Namık Çınar'dan bedelli askerlik yazısı! Savaş ve ölüm hep fakirlerin işi!
Bedelli askerlik ile ilgili yazısında "savaşmak ve ölmek, her zaman yoksulların işi olmuştur." yorumunu yapan Çınar bakın sözü nereye getirdi.
Taraf yazarı Namık Çınar, bedelli askerlik konusuna oldukça farklı
bir yorum getirdi. 11 yaşında askeri ortaokul'a giderken başladığı
askeri eğitiminden ilginç anılar aktaran Çınar, Selimiye
Kışlasındaki çocuk askerlik günleri için "Yedi sene aynı yerde
askerlik yapmışlar da bir kez olsun rastlaşmamışlar"
söylencelerinin baba ile oğlu o devasa kışlada birbirlerini
kaybederlerken; biz üç bine yakın sabi sübyanın payına düşen
marifet, okkalı birer tokat gibi üç meşakkatli yıl boyunca kendi
benliğimizi arayıp bulmak olmuştu yazdı.
O yıllarda İstanbul'a tahsil için, üstelik hem de yanı başında bir
kent olan Tekirdağ'dan bile çıkagelmek, şimdilerin Amerika'sında
okumak gibi bir şeydi, handiyse. diyerek o günleri hüzünle değil
"kendisini şanslı sayarak" andığını anlatan Çınar şöyle devam etti
yazısına:
Bunları anlatmamın başka sebepleri var!
Biri... eğer zamanın tuzunda yol yordamla pişilmişse, sevginin ve
erdemin kadir kıymetini en iyi, çocukluğunu doğru dürüst
yaşayamamış olanların bilme olasılığı daha yüksektir.
SAVAŞMAK VE ÖLMEK HEP YOKSULLARIN İŞİ OLMUŞTUR
İkincisi de... savaşmak ve ölmek, her zaman yoksulların işi
olmuştur.
Köylü taburlarının sevk ve idaresi demek olan harbi yönetmek
eskiden şeref peşinde koşan aristokratların bir harcı iken, bilim
ve teknolojinin ivme kazanmasıyla savaş alanlarının ölümcül
tehlikeleri giderek öngörülemez olmuş; o zaman da orduya artık
burjuvazinin emrindeki emekçilerin temayüz etmiş çocukları komuta
etsinler diye, küçükten itibaren profesyonelce yetiştirilmelerine
başlanmıştır.
Hayata bağlı olarak değişim, şimdi de sürüyor ve profesyonelleşme,
bu sefer erat üzerinden bir kere daha ele alınıyor.
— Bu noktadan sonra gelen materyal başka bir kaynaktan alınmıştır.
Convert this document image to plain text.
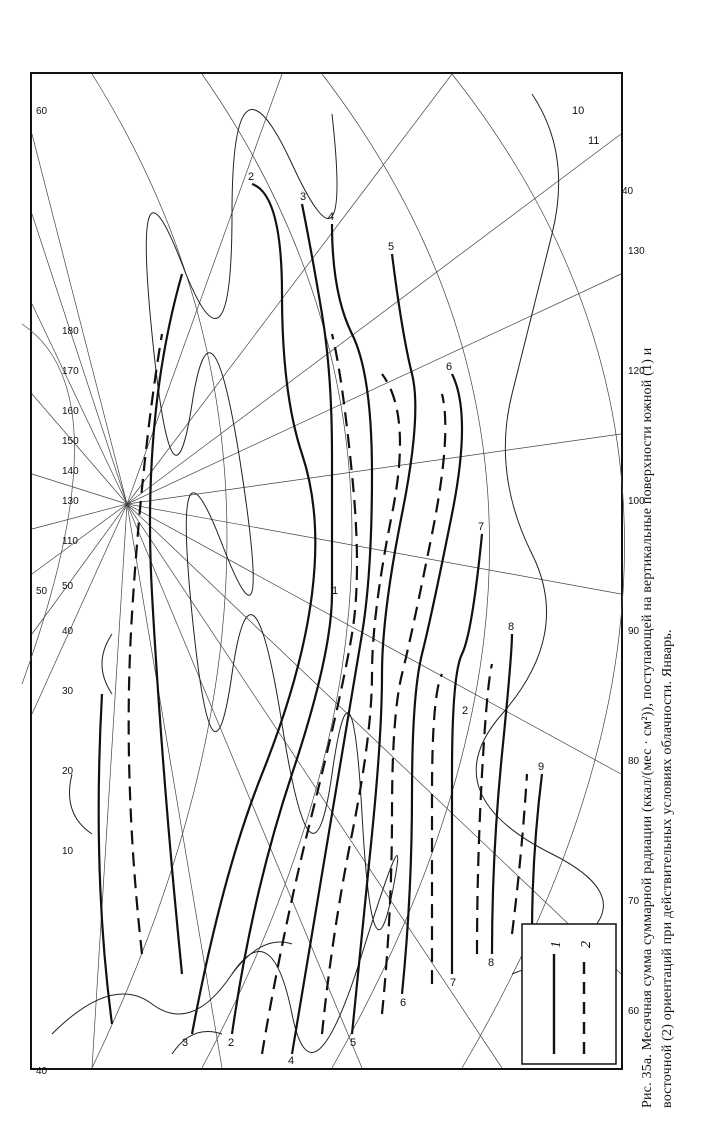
2
3
4
5
6
7
8
9
3	2
4
5
6
7
8
10
11
1
2
60
40
50
40
60
70
80
90
100
120
130
110
130
140
150
160
170
180
20
10
30
40
50
1 2	Рис. 35а. Месячная сумма суммарной радиации (ккал/(мес · см²)), поступающей на вертикальные поверхности южной (1) и восточной (2) ориентаций при действительных условиях облачности. Январь.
Ne ki, ister subay ol, ister nefer; değişmeyen tek şey, savaşı
yalnızca yoksul çocuklarının yapacak olduğuyla kalınmasıdır.
BU HAL İŞİN FITRATINDA VAR
Bu hâl, moda deyimle, galiba işin fıtratında var.
Bütün bunların ışığında, kimi ordu mensupları kendi zamanlarının
tuzunda sağlıkla pişselerdi de, askerî bürokraside emekçi
kökenlerinin bilincinde olarak yükselselerdi; hiçbir surette darbe
yapmasalar ve içinden çıktıkları halkı horlamasalardı; şimdilerde
seçkinlerin geçmişteki iktidarlarına yönelik tepkilerini bir türlü
aşamamak yüzünden demokrasi atılımlarını da tüketen yoksul
kitlelerin, öfke yüklü maneviyatlarından beslenen lânet olası bir
dinci diktayla cebelleşiyor olmazdık bugün.
O ESKİ MESLEKTAŞLARA SORARSAN...
Ama o eski meslektaşlara sorsan, olup bitenlerin müsebbibi benim ve
benim gibi bir avuç sol/ liberal demokrat!
Çoğu, neye yol açtıklarının farkında bile değiller hâlâ.